61 socos e um único diagnóstico: covardia

Agressor tenta psicopatologizar sua violência, como estratégia jurídica, se mostrando capacistista

Escrito por
Maria Camila Moura verso@svm.com.br
(Atualizado às 16:48)
Legenda: Vítima foi espancada com 61 socos no elevador do prédio onde mora, em Natal
Foto: Reprodução Redes Sociais

1º soco, 2º soco, 3º soco, 4º soco, 5º soco, 6º soco, 7º soco, 8º soco, 9º soco, 10º soco, 11º soco, 12º soco, 13º soco, 14º soco, 15º soco, 16º soco, 17º soco, 18º soco, 19º soco, 20º soco, 21º soco, 22º soco, 23º soco, 24º soco, 25º soco, 26º soco, 27º soco, 28º soco, 29º soco, 30º soco, 31º soco, 32º soco, 33º soco, 34º soco, 35º soco, 36º soco, 37º soco, 38º soco, 39º soco, 40º soco, 41º soco, 42º soco, 43º soco, 44º soco, 45º soco, 46º soco, 47º soco, 48º soco, 49º soco, 50º soco, 51º soco, 52º soco, 53º soco, 54º soco, 55º soco, 56º soco, 57º soco, 58º soco, 59º soco, 60º soco, 61º soco.

Você, provavelmente, não leu cada um dos 61 socos que escrevi acima. Juliana dos Santos, no entanto, sentiu cada um deles. No seu rosto. Dentro de um elevador, com seu agressor. Tudo registrado pelas câmeras de segurança.

Igor Cabral a golpeou com precisão 61 vezes, sem nenhuma hesitação, sem pausas para choro, rompantes emocionais, confusão mental. Sua ação teve mira, alvo definido, ritmo, repetição, foco, controle motor. Nada ali nos remete a um surto – não há oscilação motora, indícios de sofrimento psíquico, desorganização.
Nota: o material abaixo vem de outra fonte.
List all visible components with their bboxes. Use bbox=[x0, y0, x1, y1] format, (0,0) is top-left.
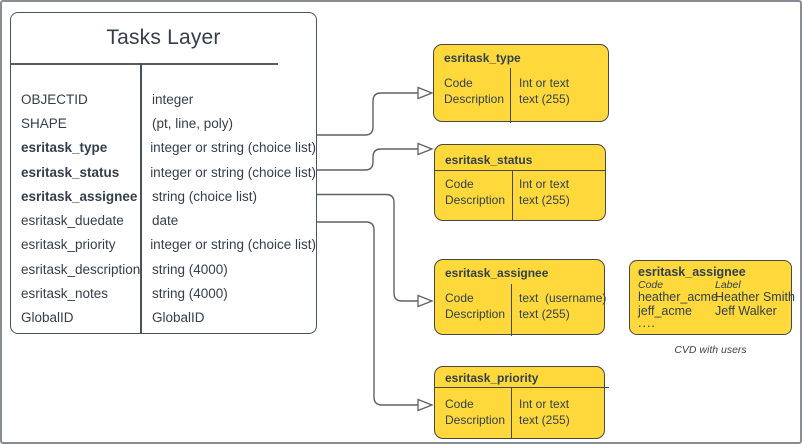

Ele não tenta sair do elevador, sua agressividade não é difusa, em nenhum momento direciona a si mesmo ou às paredes do elevador. O que vimos foi uma coreografia da violência, não um surto.

Na delegacia, Igor alegou ter sofrido um ‘surto claustrofóbico’ e estar no espectro autista. A alegação destes diagnósticos aponta para a tentativa de Igor de psicopatologizar sua própria covardia.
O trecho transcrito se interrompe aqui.